Arizona’s attorney general on Tuesday appealed to stop the transfer of election duties in rural counties whose leaders embrace voter conspiracy theories.
The Republican majority of the Cochise County Board of Supervisors voted last week to transfer all election functions from the bipartisan elections division to the county’s elected Republican registrar. Following the resignation of an election director who opposed the board’s efforts to conduct a full handcount.
Attorney General Chris Mays said it was illegal to change his job from an elections office to a registrar.
“While counties can properly enter into cooperative agreements with recorders to administer elections, Cochise County’s agreement goes far beyond legal boundaries,” Mays said in a news release announcing the lawsuit. said.
Mays argued that the agreement was not a “hand-in-hand” agreement to work with the county’s three supervisors, and that it improperly empowered county registrar David Stevens. Two of the county’s Republican supervisors, Tom Crosby and Peggy Judd, voted in favor of the deal, but Ann English, the only Democrat on the board, voted against it.
Crosby and Judd said they believed the transfer was legal under Arizona law and had little choice after election chief Lisa Mara resigned last month, citing threats and intimidation.
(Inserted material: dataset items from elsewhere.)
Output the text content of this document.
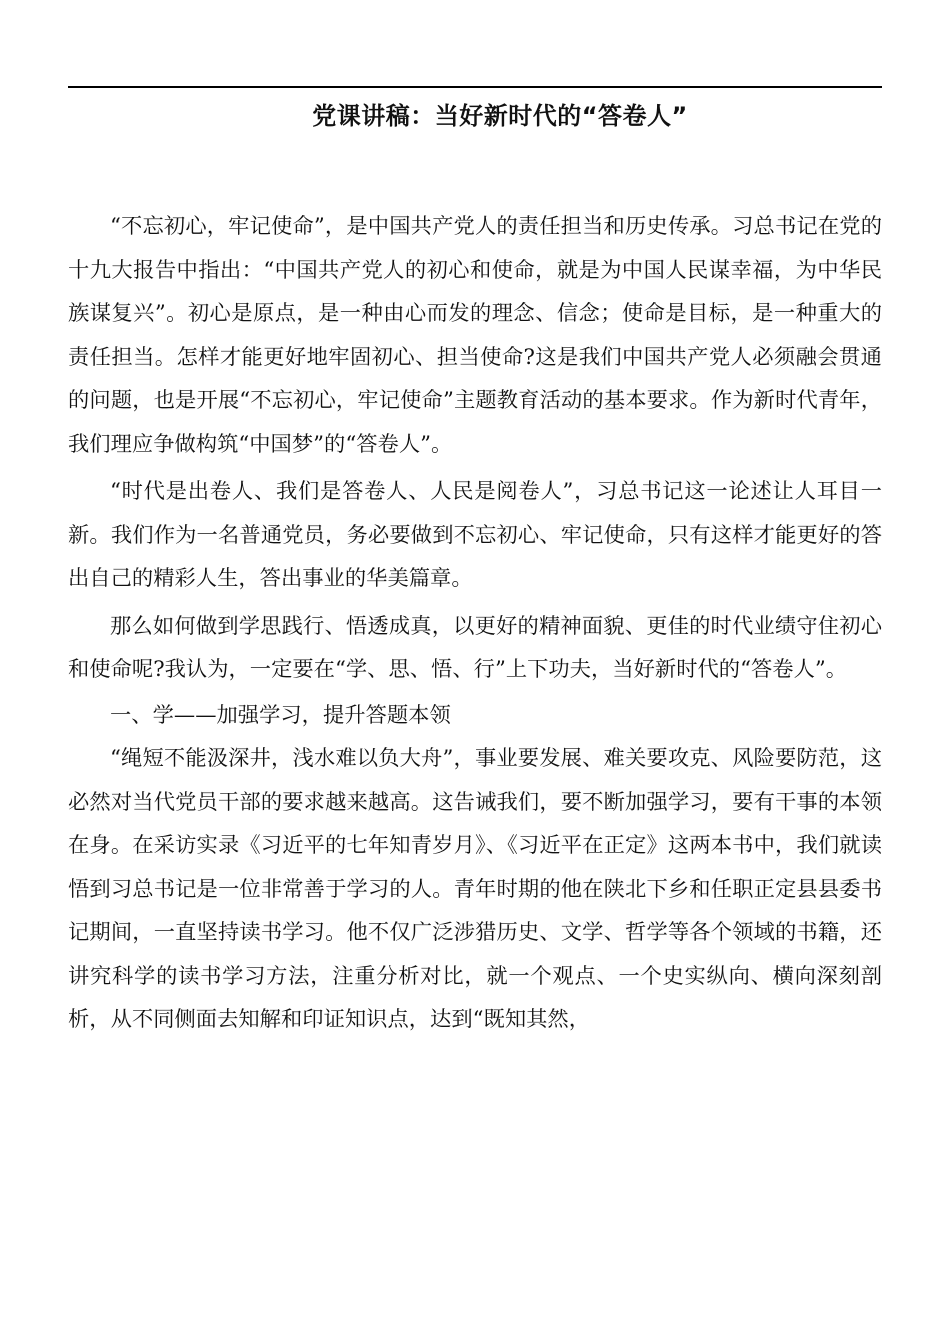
党课讲稿：当好新时代的“答卷人”

“不忘初心，牢记使命”，是中国共产党人的责任担当和历史传承。习总书记在党的十九大报告中指出：“中国共产党人的初心和使命，就是为中国人民谋幸福，为中华民族谋复兴”。初心是原点，是一种由心而发的理念、信念；使命是目标，是一种重大的责任担当。怎样才能更好地牢固初心、担当使命?这是我们中国共产党人必须融会贯通的问题，也是开展“不忘初心，牢记使命”主题教育活动的基本要求。作为新时代青年，我们理应争做构筑“中国梦”的“答卷人”。

“时代是出卷人、我们是答卷人、人民是阅卷人”，习总书记这一论述让人耳目一新。我们作为一名普通党员，务必要做到不忘初心、牢记使命，只有这样才能更好的答出自己的精彩人生，答出事业的华美篇章。

那么如何做到学思践行、悟透成真，以更好的精神面貌、更佳的时代业绩守住初心和使命呢?我认为，一定要在“学、思、悟、行”上下功夫，当好新时代的“答卷人”。

一、学——加强学习，提升答题本领

“绳短不能汲深井，浅水难以负大舟”，事业要发展、难关要攻克、风险要防范，这必然对当代党员干部的要求越来越高。这告诫我们，要不断加强学习，要有干事的本领在身。在采访实录《习近平的七年知青岁月》、《习近平在正定》这两本书中，我们就读悟到习总书记是一位非常善于学习的人。青年时期的他在陕北下乡和任职正定县县委书记期间，一直坚持读书学习。他不仅广泛涉猎历史、文学、哲学等各个领域的书籍，还讲究科学的读书学习方法，注重分析对比，就一个观点、一个史实纵向、横向深刻剖析，从不同侧面去知解和印证知识点，达到“既知其然，
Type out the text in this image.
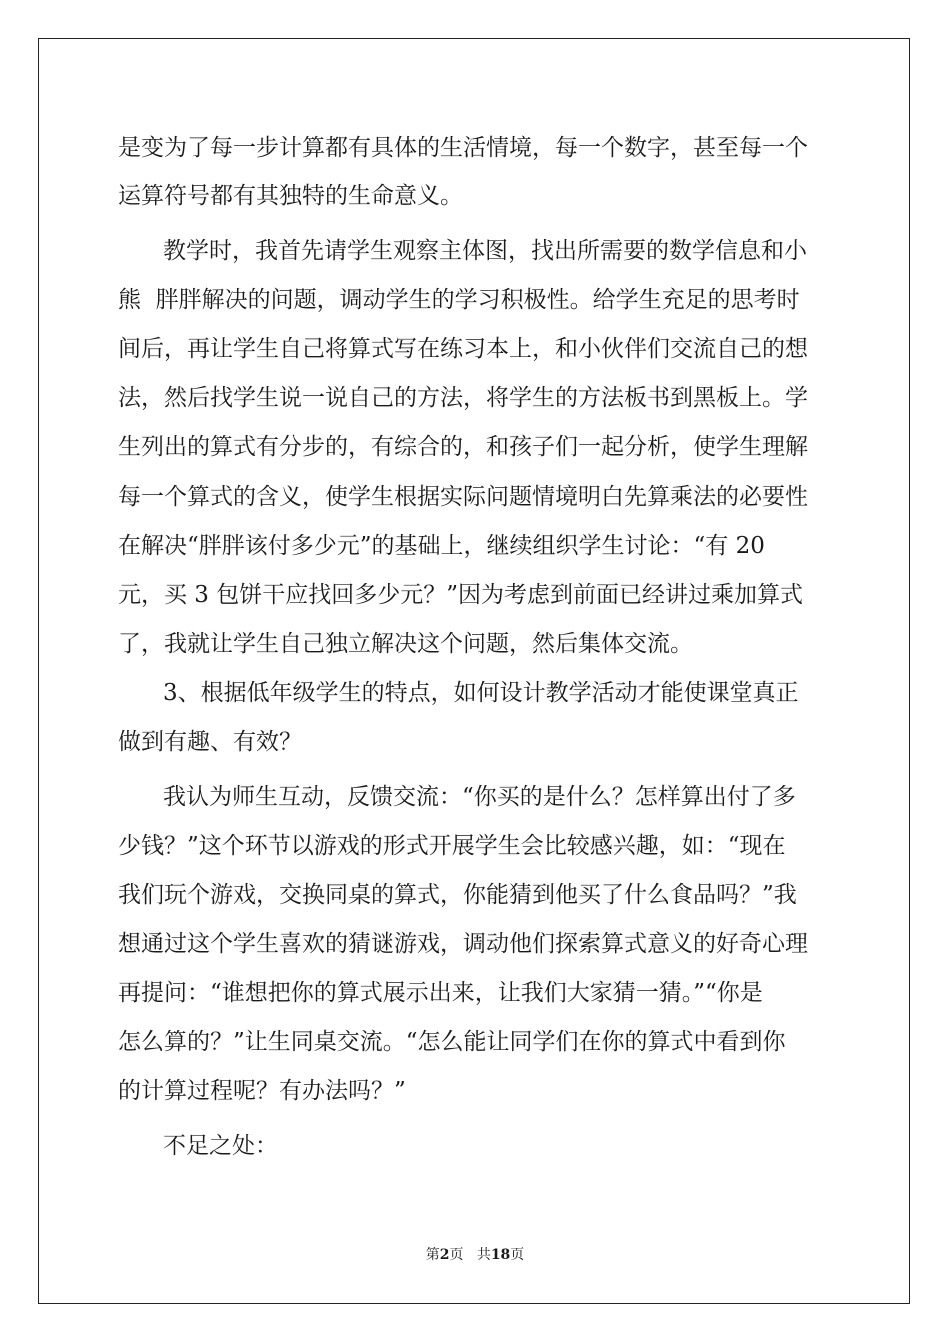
是变为了每一步计算都有具体的生活情境，每一个数字，甚至每一个
运算符号都有其独特的生命意义。
教学时，我首先请学生观察主体图，找出所需要的数学信息和小
熊  胖胖解决的问题，调动学生的学习积极性。给学生充足的思考时
间后，再让学生自己将算式写在练习本上，和小伙伴们交流自己的想
法，然后找学生说一说自己的方法，将学生的方法板书到黑板上。学
生列出的算式有分步的，有综合的，和孩子们一起分析，使学生理解
每一个算式的含义，使学生根据实际问题情境明白先算乘法的必要性
在解决“胖胖该付多少元”的基础上，继续组织学生讨论：“有 20
元，买 3 包饼干应找回多少元？”因为考虑到前面已经讲过乘加算式
了，我就让学生自己独立解决这个问题，然后集体交流。
3、根据低年级学生的特点，如何设计教学活动才能使课堂真正
做到有趣、有效？
我认为师生互动，反馈交流：“你买的是什么？怎样算出付了多
少钱？”这个环节以游戏的形式开展学生会比较感兴趣，如：“现在
我们玩个游戏，交换同桌的算式，你能猜到他买了什么食品吗？”我
想通过这个学生喜欢的猜谜游戏，调动他们探索算式意义的好奇心理
再提问：“谁想把你的算式展示出来，让我们大家猜一猜。”“你是
怎么算的？”让生同桌交流。“怎么能让同学们在你的算式中看到你
的计算过程呢？有办法吗？”
不足之处：
第2页 共18页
The lawsuit is the latest between the state and Republican oversight officials in Cochise over their acceptance of unorthodox election procedures, stemming from a conspiracy theory popularized by former President Donald Trump after his 2020 defeat. It’s just a legal battle.
During the November 2022 election, at the urging of Crosby and Judd, Stevens was prepared to hand-count all votes until a judge stopped it. They refused to prove the results, blaming the statewide victory by Mays and other Democrats for tort in Maricopa County.
Stevens is a friend of former Arizona Republican Congressman Mark Finkem, who attended a rally ahead of the violent attack on the Capitol on January 6, 2021 in Washington, DC. He ran for secretary of state, the state’s highest electoral post, but lost last year. Stevens recently agreed to serve on the board of an election-related nonprofit founded by Finchem.
In Arizona, registrars have already done some election work. Print ballots, mail them, and verify signatures on returned ballots. However, elections offices that report to county supervisors handle tallies and election day ballots.